The album opens up with Life Kills You, a sardonic track that wastes no time in getting to the meat and bones of what the record is all about: grim, sludgy riffing. There’s also a thrashy element to this song, its pulverising pace pummels you into the ground with no remorse. Truckstop Warlock is a suffocatingly doomy, distortion-heavy track that incorporates that ravishing ELECTRIC WIZARD-esque riffing that leaves you bloodied and bruised. One of the longest songs on the album is ABAC, that starts with a demonic spoken word intro before launching into an earth-shattering sludge riff.

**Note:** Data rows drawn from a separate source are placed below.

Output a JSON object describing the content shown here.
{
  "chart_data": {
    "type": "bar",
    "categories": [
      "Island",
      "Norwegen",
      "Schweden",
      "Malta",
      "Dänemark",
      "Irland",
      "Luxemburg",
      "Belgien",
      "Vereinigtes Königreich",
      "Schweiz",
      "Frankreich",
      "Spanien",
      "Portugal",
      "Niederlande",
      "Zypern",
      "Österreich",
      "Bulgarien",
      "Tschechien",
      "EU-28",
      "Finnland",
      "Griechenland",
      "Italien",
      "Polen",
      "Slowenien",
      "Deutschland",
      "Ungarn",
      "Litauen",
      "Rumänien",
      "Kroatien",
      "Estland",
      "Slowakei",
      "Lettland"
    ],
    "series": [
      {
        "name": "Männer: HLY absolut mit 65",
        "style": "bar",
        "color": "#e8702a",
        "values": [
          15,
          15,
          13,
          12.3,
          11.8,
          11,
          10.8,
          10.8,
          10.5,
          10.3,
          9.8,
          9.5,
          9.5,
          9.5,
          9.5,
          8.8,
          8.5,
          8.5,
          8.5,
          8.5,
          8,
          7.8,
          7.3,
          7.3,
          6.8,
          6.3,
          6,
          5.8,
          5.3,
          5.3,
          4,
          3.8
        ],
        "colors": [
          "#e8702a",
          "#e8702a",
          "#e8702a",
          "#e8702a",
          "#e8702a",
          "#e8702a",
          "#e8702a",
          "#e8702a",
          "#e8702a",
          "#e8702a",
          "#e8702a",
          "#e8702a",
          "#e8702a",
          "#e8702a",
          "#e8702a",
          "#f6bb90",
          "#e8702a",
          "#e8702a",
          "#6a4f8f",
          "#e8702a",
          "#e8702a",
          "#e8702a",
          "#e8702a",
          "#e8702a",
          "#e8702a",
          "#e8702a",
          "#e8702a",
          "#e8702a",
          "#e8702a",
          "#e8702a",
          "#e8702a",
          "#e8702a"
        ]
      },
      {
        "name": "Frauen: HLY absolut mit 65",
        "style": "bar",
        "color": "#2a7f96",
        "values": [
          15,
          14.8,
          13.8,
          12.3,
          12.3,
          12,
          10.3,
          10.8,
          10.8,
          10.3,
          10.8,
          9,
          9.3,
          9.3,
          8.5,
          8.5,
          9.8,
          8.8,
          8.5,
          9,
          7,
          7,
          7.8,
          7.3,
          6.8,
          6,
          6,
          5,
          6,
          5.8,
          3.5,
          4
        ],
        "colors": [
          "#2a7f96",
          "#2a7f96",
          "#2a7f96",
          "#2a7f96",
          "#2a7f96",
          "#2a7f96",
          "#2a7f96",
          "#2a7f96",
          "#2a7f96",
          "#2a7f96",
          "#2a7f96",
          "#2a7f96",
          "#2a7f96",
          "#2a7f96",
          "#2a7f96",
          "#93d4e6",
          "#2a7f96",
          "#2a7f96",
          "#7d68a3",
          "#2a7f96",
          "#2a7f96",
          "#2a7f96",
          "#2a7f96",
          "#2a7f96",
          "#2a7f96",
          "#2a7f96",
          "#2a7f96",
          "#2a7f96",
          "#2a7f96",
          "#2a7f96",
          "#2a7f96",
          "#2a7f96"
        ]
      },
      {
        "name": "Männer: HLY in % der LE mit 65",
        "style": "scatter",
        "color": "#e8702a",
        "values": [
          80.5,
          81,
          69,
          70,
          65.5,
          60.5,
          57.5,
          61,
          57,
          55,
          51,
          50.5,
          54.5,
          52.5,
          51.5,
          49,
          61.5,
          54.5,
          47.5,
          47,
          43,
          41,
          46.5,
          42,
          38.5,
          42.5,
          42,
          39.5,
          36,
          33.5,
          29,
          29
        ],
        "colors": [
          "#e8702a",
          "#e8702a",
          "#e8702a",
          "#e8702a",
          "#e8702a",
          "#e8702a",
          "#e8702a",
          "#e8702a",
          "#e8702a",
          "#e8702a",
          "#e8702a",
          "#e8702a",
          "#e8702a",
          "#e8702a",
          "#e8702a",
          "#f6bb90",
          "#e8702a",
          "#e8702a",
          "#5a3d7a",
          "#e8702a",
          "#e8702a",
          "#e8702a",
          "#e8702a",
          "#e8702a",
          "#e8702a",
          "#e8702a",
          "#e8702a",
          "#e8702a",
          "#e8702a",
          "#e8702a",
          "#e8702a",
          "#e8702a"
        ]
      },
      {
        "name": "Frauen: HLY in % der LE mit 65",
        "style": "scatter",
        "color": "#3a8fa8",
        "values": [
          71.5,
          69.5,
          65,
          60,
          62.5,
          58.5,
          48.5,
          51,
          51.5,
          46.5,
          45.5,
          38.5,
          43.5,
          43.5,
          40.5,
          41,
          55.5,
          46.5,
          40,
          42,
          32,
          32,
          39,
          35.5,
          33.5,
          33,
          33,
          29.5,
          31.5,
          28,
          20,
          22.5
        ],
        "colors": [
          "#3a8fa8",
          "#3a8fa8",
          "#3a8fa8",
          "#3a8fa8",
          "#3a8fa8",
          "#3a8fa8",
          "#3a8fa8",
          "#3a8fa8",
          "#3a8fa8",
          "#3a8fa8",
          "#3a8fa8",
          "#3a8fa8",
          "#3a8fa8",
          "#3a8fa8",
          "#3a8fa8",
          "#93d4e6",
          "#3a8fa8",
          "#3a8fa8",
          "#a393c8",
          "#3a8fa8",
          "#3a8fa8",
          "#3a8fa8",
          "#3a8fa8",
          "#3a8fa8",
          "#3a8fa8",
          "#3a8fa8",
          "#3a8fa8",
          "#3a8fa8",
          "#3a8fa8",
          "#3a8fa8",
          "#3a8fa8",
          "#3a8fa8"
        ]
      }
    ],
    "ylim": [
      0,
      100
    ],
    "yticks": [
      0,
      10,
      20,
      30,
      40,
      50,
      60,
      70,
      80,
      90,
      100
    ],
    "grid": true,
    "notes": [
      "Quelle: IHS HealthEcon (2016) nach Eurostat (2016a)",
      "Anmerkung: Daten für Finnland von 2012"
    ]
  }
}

Shlaghammer follows a similar formula to ABAC but is significantly punchier. It could be argued that it crosses into death-doom territory as the guttural vocals remind you of a MORTIFERUM track, but DOPETHRONE have more groove. Rock Slock, despite being eight-and-a-half minutes long, is a relentlessly paced track with strangely bluesy solos cutting in between the relentless, death metal-like riffs. Uniworse channels the sardonic tone of Life Kills You and just bludgeons you with brutal riffing whilst denouncing humanity as nothing more than a virus on the planet. Sultans Of Sins closes the album with one last flourish of sludgy death-doom, by this time your skull and brain are nothing more than bin juice and mulch which could be used to make an album cover.
After six long years, DOPETHRONE are definitely back and they’ve not lost their razor sharp edge. The sludge legends are firing on all cylinders, making Broke Sabbath a visceral, uncompromising, grotesque and vile album that is not for the faint of heart.
Rating: 8/10
Broke Sabbath will be released on 24th May via Totem Cat Records.